Le livret de Christian Richardt narre les frasques du frivole roi Erik qui séduit Ingeborg, l’épouse de son maréchal parti en campagne contre les Suédois, et la vengeance de celui-ci qui s’achève par l’assassinat du roi. Œuvre de Peter Heise, surtout connu pour son important – tant par le nombre que par la qualité – répertoire de mélodies, Drot og Marsk n’a pas eu les faveurs d’une carrière internationale contrairement au Kleopatra d’August Enna que nous chroniquions récemment. Pourtant la partition ne laisse jamais l’ennui s’emparer de l’auditeur – et ce malgré les difficultés posées par une langue si peu familière. Au savoir-faire symphonique, Heise adjoint ses talents de mélodiste, qui lui permettent de briller tant dans les chansons pseudo-populaires d’Aase – la paysanne que le roi séduit puis délaisse au profit d’Ingeborg (Acte I, scène 1) –, que dans la remarquable scène de révélation de l’adultère qui oppose Ingeborg et le maréchal (Acte II, scène 1) ou encore dans les bouleversants adieux d’Ingeborg. Le foisonnement des scènes de caractère – banquet en l’honneur d’Aase, départ de la soldatesque en fanfare, chasse et scènes nocturnes – convoque autant de couleurs, de rythmes et d’orchestrations différentes, dévoilant ainsi l’ampleur de la palette musicale de Heise. Ici aussi on ne rencontre pas de récitatifs mais des dialogues toujours conduits avec efficacité et un enchaînement d’airs et d’ensembles sans temps morts.
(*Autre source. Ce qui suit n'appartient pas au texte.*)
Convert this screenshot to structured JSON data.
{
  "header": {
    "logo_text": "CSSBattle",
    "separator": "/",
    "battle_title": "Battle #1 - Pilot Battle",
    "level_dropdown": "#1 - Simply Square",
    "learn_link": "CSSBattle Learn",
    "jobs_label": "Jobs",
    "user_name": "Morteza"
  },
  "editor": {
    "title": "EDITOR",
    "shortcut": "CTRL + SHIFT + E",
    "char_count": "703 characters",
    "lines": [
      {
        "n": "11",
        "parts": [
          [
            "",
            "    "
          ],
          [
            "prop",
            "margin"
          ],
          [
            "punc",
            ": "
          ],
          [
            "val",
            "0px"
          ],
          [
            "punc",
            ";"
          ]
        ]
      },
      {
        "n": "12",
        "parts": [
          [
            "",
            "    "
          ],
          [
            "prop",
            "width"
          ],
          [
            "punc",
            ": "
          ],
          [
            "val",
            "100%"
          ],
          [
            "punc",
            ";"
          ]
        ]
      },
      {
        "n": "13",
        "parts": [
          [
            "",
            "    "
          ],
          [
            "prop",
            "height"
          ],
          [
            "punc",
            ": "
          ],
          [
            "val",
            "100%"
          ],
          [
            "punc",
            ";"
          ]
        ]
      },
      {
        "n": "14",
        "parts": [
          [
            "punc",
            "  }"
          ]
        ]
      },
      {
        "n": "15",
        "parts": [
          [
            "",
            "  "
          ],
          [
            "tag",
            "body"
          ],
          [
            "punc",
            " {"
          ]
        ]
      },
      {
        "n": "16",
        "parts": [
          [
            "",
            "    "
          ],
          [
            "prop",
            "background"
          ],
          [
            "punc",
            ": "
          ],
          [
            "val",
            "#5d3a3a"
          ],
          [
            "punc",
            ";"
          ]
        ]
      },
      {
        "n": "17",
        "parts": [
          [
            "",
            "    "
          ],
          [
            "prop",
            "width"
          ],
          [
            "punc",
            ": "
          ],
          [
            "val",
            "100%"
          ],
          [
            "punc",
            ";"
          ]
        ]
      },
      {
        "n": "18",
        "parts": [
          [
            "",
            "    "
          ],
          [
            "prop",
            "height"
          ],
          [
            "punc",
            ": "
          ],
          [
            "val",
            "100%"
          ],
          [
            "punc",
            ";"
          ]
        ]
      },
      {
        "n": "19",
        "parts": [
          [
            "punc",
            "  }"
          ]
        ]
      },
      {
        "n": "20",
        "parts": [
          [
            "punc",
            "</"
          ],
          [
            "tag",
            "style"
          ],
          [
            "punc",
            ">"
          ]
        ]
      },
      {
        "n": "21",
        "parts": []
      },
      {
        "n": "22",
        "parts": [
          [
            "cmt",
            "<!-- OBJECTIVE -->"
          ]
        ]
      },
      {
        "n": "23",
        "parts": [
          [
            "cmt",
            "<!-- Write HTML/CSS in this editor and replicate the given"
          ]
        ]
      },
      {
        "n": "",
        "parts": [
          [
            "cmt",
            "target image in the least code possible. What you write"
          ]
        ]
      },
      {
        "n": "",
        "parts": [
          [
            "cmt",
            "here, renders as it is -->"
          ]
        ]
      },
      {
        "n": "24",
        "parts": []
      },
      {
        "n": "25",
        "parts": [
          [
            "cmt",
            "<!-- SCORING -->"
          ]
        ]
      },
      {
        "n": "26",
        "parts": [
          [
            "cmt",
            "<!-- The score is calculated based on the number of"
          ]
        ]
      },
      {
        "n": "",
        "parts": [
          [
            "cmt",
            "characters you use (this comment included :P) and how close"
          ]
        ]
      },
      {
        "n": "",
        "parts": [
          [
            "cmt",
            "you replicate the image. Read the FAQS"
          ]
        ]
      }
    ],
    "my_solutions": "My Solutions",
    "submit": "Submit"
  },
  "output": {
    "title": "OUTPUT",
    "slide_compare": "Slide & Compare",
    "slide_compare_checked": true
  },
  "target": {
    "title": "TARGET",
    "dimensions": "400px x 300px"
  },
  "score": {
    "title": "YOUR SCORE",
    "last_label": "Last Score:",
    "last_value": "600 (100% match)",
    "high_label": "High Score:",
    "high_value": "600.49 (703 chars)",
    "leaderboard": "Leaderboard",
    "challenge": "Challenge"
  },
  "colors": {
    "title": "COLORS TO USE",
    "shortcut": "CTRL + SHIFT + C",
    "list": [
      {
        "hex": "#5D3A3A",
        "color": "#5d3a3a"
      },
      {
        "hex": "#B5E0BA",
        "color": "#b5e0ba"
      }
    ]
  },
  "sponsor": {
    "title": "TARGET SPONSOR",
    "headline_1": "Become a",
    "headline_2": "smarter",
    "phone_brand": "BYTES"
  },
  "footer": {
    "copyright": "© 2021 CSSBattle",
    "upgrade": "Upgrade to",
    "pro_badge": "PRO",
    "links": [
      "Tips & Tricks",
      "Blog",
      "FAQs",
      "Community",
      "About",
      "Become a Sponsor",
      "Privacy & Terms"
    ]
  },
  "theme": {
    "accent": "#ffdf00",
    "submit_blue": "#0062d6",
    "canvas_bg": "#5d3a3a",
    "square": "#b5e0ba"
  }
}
Cette riche et belle partition trouve dans cet enregistrement des interprètes à la hauteur du défi : si la superbe Ingeborg de Sine Bundgaard, tragique et classieuse, et le mâle maréchal de Johan Reuter, au bronze tranchant, dominent la distribution, l’ensemble du plateau vocal de démérite pas. Peter Lodahl assure le personnage du roi Erik, plus par l’interprétation construite et solide du personnage que par les qualités intrinsèques de sa voix, et Sofie Elkjær Jensen fait une Aase efficace, crédible dans sa simplicité et dans son dévouement généreux lorsqu’elle tente de sauver Erik. Enfin Gert Henning-Jensen restitue à merveille le personnage ambigu de Rane, amer et envieux faire valoir du roi mais aussi chevalier authentiquement outragé.
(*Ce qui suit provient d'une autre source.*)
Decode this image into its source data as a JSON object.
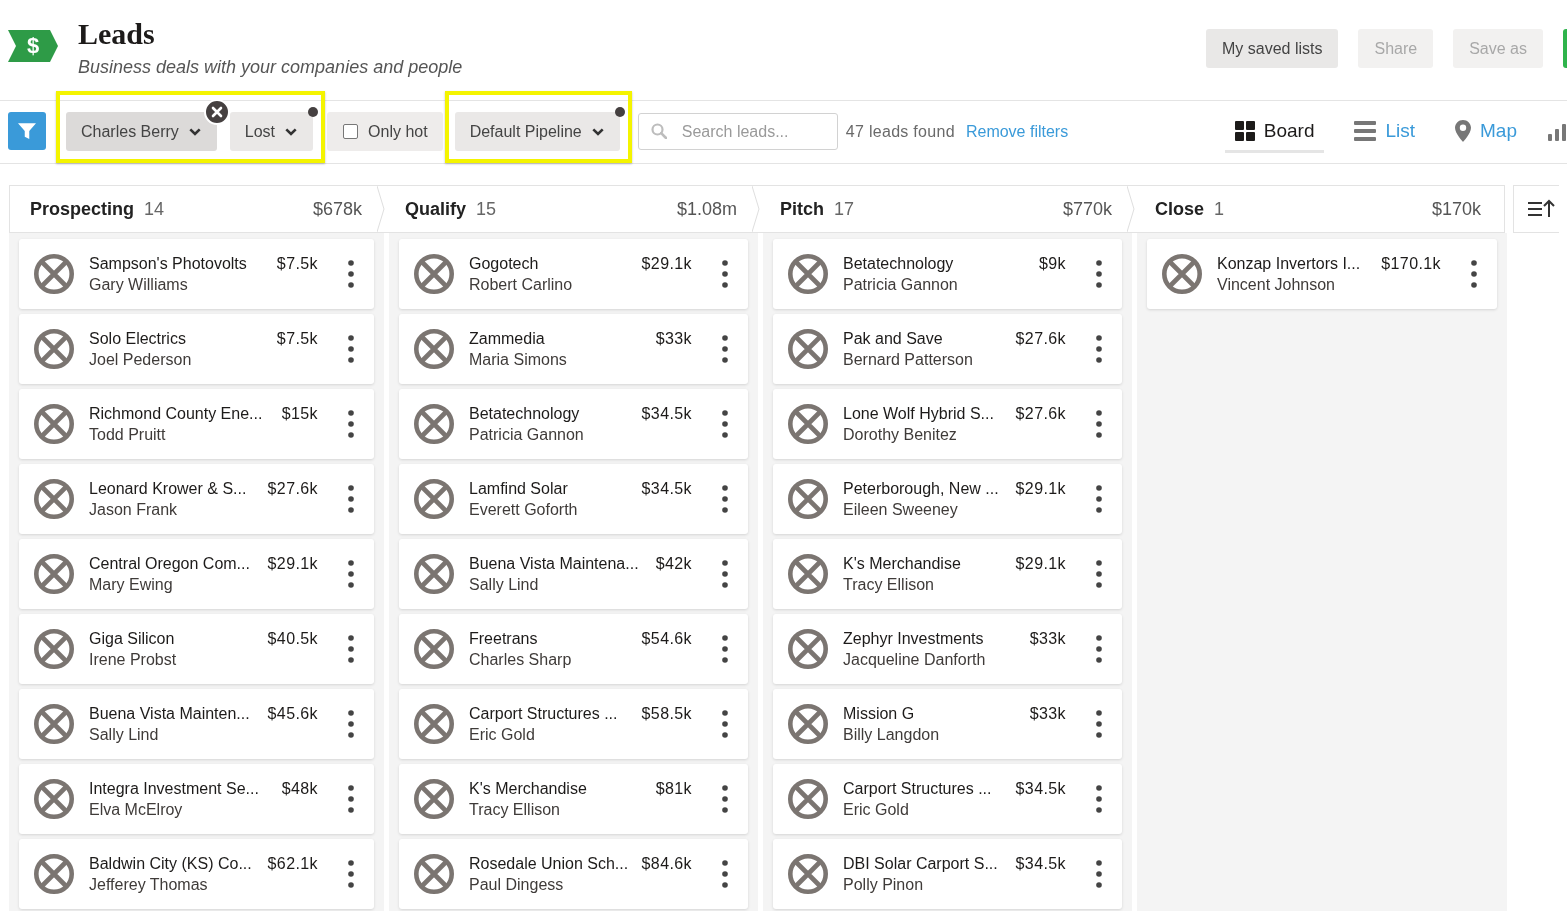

Michael Schønwandt a une connaissance approfondie de la partition dont il a déjà gravé pour Chandos une version en 1993. Il livre ici une interprétation de haute volée, dosant savamment l’équilibre entre spectacle, drame et poésie, et pouvant s’appuyer sur un orchestre royal danois en forme superlative. On regrettera deux choses : une prise de son effectuée lors des représentations qui ne rend pas justice à la qualité des chœurs et trahit les moindres déplacements des chanteurs, et l’absence d’une captation vidéo. En effet, les belles photographies incluses dans le livret suggèrent que le spectacle fut intéressant, et un dvd eût permis de saisir de façon plus immédiate cette fresque historique qui semble reposer tant sur l’action musicale que scénique.